Empezó a pensar qué calumnias podrían hacer circular sus compañeros de trabajo cuando la bomba hubiera estallado. Pel Simmons se había mostrado sinceramente preocupado y más que justo al concederle permiso mientras durara el juicio, sin interrumpir la cancelación de su sueldo quincenal. Era un claro indicio de que tenía fe y confianza en Bill y una simpática manera de decirle: «Me gustas y quiero conservarte en la empresa.» Naturalmente, Pel no sabía nada más que lo que había leído en la prensa y lo que Bill había querido decirle, que era bien poco.

Muy pronto, pensó Bill deprimido, Pel se va a llevar la sorpresa del siglo. En último término podría costarle el puesto. No ocurriría demasiado pronto, pasaría un año aproximadamente antes de que lo despidieran. Don Goetz ocuparía su lugar; de mala gana, por supuesto, protestando por tener que ocupar el lugar de su maestro, enrojecido y furioso por la injusticia, pero sintiendo al mismo tiempo un suave cosquilleo de satisfacción cuando sus ojos bucearan en los relajantes misterios del Motherwell.

Y eso sería todo. ¡Le despedirían! Recorrería las calles tratando de no pisar las suciedades de los perros. Pum, pum, pum. Su corazón parecía golpear contra el pecho. Gotas de sudor cubrieron su frente. ¿Iba a sufrir un infarto? Eso sería el colmo. Caer muerto aquí, frente al jurado. Pero no le importaría. Le ayudaría a Velie. Provocaría la compasión. Aseguraría un veredicto favorable. Enviaría al cerdo de Hoover a la cárcel.

Bill estudió a Hoover por entre las pestañas cubiertas de sudor, mirándole con una visión confusa, distorsionada, cargada de malos deseos. Como un animal salvaje, el muy desgraciado, se había introducido en su hogar para devorar todo lo que poseía y amaba: su familia, su carrera, el amor y el respeto de su esposa, todo lo que importaba realmente.

Sintió que se estiraban las comisuras de sus labios y se dio cuenta de que estaba sonriendo. Siempre le sucedía cuando tocaba fondo, cuando su depresión y desaliento se hacían intolerables. Entonces, algún mecanismo interior de supervivencia se ponía en marcha y una sonrisa venía a rescatarlo.
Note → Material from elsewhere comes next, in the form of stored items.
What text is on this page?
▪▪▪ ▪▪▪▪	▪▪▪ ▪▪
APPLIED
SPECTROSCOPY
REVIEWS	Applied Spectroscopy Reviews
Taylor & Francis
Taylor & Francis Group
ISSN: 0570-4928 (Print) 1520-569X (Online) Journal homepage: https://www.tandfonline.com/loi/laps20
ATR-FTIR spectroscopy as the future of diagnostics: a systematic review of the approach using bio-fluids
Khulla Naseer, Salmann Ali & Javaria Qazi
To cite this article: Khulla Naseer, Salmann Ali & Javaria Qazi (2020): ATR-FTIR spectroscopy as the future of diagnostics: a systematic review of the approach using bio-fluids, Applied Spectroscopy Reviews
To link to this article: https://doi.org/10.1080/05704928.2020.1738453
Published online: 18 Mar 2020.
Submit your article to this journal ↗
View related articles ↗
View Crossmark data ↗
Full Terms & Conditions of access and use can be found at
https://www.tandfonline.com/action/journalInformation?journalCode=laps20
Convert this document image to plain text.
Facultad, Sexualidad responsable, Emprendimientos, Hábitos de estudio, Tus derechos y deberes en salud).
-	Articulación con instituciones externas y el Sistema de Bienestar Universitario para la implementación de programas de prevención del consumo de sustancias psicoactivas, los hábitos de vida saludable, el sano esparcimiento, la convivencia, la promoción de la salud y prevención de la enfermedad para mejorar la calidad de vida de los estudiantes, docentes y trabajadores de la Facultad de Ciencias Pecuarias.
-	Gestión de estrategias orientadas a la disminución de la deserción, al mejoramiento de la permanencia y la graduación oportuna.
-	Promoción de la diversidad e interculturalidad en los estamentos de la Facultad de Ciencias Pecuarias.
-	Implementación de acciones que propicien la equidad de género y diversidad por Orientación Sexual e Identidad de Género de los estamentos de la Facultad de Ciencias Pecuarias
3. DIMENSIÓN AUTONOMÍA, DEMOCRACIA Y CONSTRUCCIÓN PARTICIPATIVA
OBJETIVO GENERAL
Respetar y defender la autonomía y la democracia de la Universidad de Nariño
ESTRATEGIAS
Y con la sonrisa pensó: «Si me destruyes, también tú te destruirás ¡bastardo!»

Scott Velie se dirigió al juez:

—El fiscal considera aceptable a la señorita Hall como jurado, Su Señoría.

—Muy bien —dijo el juez Langley, tratando de que las cosas avanzaran—, el alguacil le tomará el juramento.
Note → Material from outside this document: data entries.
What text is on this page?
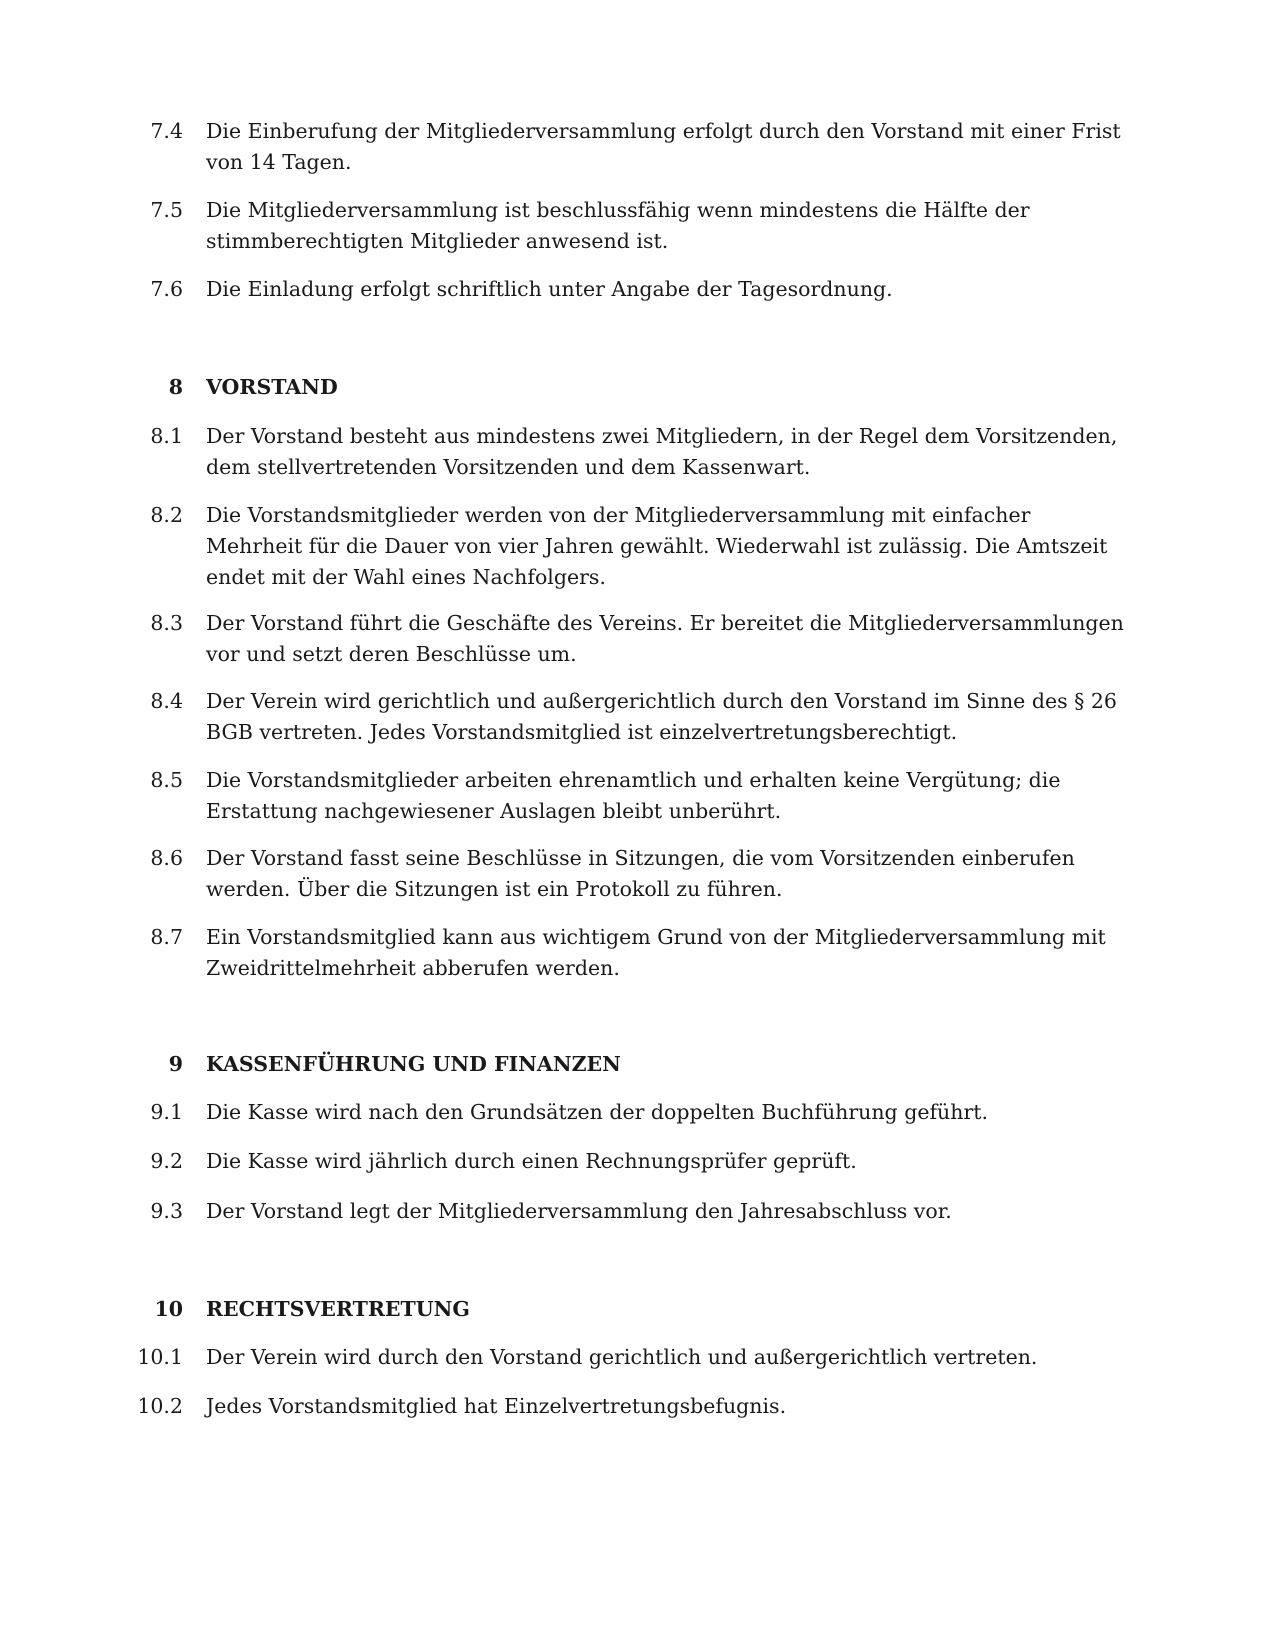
7.4 Die Einberufung der Mitgliederversammlung erfolgt durch den Vorstand mit einer Frist von 14 Tagen.
7.5 Die Mitgliederversammlung ist beschlussfähig wenn mindestens die Hälfte der stimmberechtigten Mitglieder anwesend ist.
7.6 Die Einladung erfolgt schriftlich unter Angabe der Tagesordnung.
8 VORSTAND
8.1 Der Vorstand besteht aus mindestens zwei Mitgliedern, in der Regel dem Vorsitzenden, dem stellvertretenden Vorsitzenden und dem Kassenwart.
8.2 Die Vorstandsmitglieder werden von der Mitgliederversammlung mit einfacher Mehrheit für die Dauer von vier Jahren gewählt. Wiederwahl ist zulässig. Die Amtszeit endet mit der Wahl eines Nachfolgers.
8.3 Der Vorstand führt die Geschäfte des Vereins. Er bereitet die Mitgliederversammlungen vor und setzt deren Beschlüsse um.
8.4 Der Verein wird gerichtlich und außergerichtlich durch den Vorstand im Sinne des § 26 BGB vertreten. Jedes Vorstandsmitglied ist einzelvertretungsberechtigt.
8.5 Die Vorstandsmitglieder arbeiten ehrenamtlich und erhalten keine Vergütung; die Erstattung nachgewiesener Auslagen bleibt unberührt.
8.6 Der Vorstand fasst seine Beschlüsse in Sitzungen, die vom Vorsitzenden einberufen werden. Über die Sitzungen ist ein Protokoll zu führen.
8.7 Ein Vorstandsmitglied kann aus wichtigem Grund von der Mitgliederversammlung mit Zweidrittelmehrheit abberufen werden.
9 KASSENFÜHRUNG UND FINANZEN
9.1 Die Kasse wird nach den Grundsätzen der doppelten Buchführung geführt.
9.2 Die Kasse wird jährlich durch einen Rechnungsprüfer geprüft.
9.3 Der Vorstand legt der Mitgliederversammlung den Jahresabschluss vor.
10 RECHTSVERTRETUNG
10.1 Der Verein wird durch den Vorstand gerichtlich und außergerichtlich vertreten.
10.2 Jedes Vorstandsmitglied hat Einzelvertretungsbefugnis.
Janice vio a Hoover levantar la vista de sus apuntes y mirar a los doce hombres y mujeres que se pusieron de pie para mirar al alguacil.

El hombre uniformado leyó en una hoja de papel en tono bajo y grave:

—«¿Juran solemnemente que tratarán, en la medida de sus fuerzas y con honestidad, de llegar a un veredicto en este caso entre el pueblo del Estado de Nueva York, y el acusado, aquí presente ante este tribunal, de acuerdo a las pruebas que se presenten y a las leyes de este Estado…?»

El rostro de Hoover irradiaba pureza e inocencia mientras los doce jurados, cuyo deber y responsabilidad era decidir si Elliot Hoover Suggins era culpable o inocente «más allá de toda duda posible» de la acusación de haber secuestrado a Ivy Templeton con «felonía, propósito y premeditación», prestaban juramento.

Al observar cómo Hoover miraba al jurado, el suave exterior cargado de una voluntad de acero en la búsqueda de su propio y desinteresado fin, sin conciencia alguna de maldad o malicia en sus actos, y sin preocuparse en absoluto por el daño irreparable que les estaba infligiendo, Janice supo que a pesar de la confianza de Velie y de la seguridad de Bill, sería la obstinación de Hoover la que prevalecería al final.

En ese momento de agonía, Janice supo que perderían el caso.